Diese zwei Wesen der Person Jesu zu begreifen, also den Menschen Jesus, der zeitgleich und unverändert Gott ist, übersteigt das Vorstellungsvermögen eines Kindes, das ist klar. Es ist und bleibt Glaubenssache. So schwer, so leicht. Was auch klar ist: Jesus weiß wohl als Zwölfjähriger um seine Herkunft. Was hat er ab diesem Zeitpunkt bis zu seinem ersten öffentlichen Auftritt gemacht? Die Evangelien lassen uns im Unklaren darüber.
Es fällt schwer anzunehmen, dass er nur auf der elterlichen Couch lag und die Schriften studierte, um sich auf seinen Job als Messias vorzubereiten. Entschuldigung für die Flapsigkeit. Ernster gesagt: Ich glaube, es darf getrost davon ausgegangen werden, dass er seinem irdischen Vater Josef bei der Ausübung seines Berufes als Zimmermann half. Alles andere würde dem traditionellen Familienbild dieser Zeit widersprechen.
Aber ist das so wichtig?
Ja. Denn die Debatte um die Äußerung von Papst Franziskus ist eine Scheindebatte, die ganz andere Ursachen hat. Es geht in dieser Auseinandersetzung nur ganz am Rande um die Frage, ob sich Jesus als Kind wie ein Kind verhalten hat oder nicht.
Es geht um die Frage, welche Strömung Oberhand erhält. Die Traditionalisten, die an der Kirche festhalten wollen, so wie sie die Piusbrüder haben wollen? Die Modernisten, die im Gottesdienst alle möglichen Verkündigungsformen ausprobieren?
Die Auseinandersetzung um die Äußerung von Franziskus macht deutlich, dass es um die Position der Kirche in der heutigen Zeit geht. An der Lehre wird Franziskus alleine nichts ändern. Aber in der Auslegung zeigt Franziskus, dass er am anderen Ende der Welt gelernt hat, dass es andere Wege braucht, Glauben und Religion wieder schmackhaft zu machen. Durch die Jahrhunderte haben sich Gottesbilder, Gotteserfahrungen und Gottesverkündigungen verändert. Sie sind in der Form verändert, aber nicht im Wesen.
Letztlich entscheidet sich an der Frage, ob Jesus als Kind wie ein Kind gehandelt hat, die Frage nach der Zukunft der (katholischen) Kirche: Brüderlich und synodal oder zentralistisch, realitätsfern und intrigant.
Insofern ist der Versuch, Franziskus mit Benedikt zu entgegnen, nichts anderes als der Versuch, die alte Kirche mit ihrem kurialen Gepränge gegen eine brüderliche Kirche in Stellung zu bringen.* Die Theologie von Papst Franziskus ist keine andere als die seiner Vorgänger, sie ist katholisch wie bei jedem seiner Vorgänger.

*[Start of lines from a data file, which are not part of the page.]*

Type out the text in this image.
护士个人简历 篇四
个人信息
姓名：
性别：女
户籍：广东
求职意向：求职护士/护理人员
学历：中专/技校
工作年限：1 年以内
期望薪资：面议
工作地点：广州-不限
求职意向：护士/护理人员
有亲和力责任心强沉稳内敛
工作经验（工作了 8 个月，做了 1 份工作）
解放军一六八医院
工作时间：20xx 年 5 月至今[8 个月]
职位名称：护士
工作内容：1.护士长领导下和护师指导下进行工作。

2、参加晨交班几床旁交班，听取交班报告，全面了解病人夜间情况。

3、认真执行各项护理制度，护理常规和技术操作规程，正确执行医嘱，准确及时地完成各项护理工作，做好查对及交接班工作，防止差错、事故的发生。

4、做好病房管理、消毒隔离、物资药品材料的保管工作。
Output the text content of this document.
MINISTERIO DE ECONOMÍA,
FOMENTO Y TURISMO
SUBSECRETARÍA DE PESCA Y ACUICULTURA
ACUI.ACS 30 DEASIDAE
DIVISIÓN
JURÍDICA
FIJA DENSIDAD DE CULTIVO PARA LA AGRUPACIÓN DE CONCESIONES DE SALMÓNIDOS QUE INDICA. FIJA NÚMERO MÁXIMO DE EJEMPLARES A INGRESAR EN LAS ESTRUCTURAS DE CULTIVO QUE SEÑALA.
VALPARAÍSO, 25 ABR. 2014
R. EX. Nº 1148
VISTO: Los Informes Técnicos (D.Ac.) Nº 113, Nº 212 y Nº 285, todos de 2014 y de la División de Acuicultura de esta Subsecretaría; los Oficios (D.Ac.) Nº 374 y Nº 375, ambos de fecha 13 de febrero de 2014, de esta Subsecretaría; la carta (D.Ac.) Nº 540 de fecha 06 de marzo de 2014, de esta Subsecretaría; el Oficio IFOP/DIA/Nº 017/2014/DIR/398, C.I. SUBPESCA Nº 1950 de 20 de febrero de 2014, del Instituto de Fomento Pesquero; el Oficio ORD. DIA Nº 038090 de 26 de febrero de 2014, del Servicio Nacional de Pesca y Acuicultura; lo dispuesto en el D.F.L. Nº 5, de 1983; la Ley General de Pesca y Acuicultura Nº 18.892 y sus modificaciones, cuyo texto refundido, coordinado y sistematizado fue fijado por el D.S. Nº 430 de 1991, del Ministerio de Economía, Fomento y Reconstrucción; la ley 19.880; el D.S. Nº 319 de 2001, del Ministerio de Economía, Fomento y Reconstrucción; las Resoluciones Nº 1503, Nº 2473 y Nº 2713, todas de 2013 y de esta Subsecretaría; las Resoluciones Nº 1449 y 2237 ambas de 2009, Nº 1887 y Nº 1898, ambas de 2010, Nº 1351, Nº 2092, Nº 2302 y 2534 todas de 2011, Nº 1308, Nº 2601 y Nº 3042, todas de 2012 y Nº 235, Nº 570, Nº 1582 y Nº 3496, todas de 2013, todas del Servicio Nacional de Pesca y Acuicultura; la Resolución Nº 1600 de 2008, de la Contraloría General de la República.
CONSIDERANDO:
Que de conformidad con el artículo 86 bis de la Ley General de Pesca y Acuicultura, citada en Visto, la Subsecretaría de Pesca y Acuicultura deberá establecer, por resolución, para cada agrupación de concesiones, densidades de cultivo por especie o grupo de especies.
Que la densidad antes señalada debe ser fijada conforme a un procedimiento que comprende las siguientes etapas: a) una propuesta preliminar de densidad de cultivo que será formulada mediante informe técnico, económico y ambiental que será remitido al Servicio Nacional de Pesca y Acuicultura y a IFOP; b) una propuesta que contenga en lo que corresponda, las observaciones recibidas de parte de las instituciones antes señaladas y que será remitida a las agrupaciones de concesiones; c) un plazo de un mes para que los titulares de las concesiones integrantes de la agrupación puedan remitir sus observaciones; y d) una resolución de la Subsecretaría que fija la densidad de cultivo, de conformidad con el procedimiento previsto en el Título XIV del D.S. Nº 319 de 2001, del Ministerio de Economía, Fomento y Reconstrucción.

Aber die Ausdrucksform und das Amtsverständnis von Franziskus sind ein anderes. Radikaler in der Nachfolge (unseres Bruders)** Jesu als die Kurie.
Die Auseinandersetzung darum ist die Fortführung der Weltbischofssynode mit anderen Mitteln. Manchmal kommen dabei auch Nebelkerzen zum Einsatz.
*Ich unterstelle Papst em. Benedikt nicht, für die „alte Kurie“ zu stehen. Er findet hier Erwähnung, weil seine Exegese gegen die von Papst Franziskus in Stellung gebracht wird.
** Den Ausdruck habe ich nachträglich ergänzt, um deutlich zu machen, was Franziskus m.E. mit seiner Exegese erreichen könnte: Eltern holen Jesus freudig in ihre Mitte. Wie ihr Kind.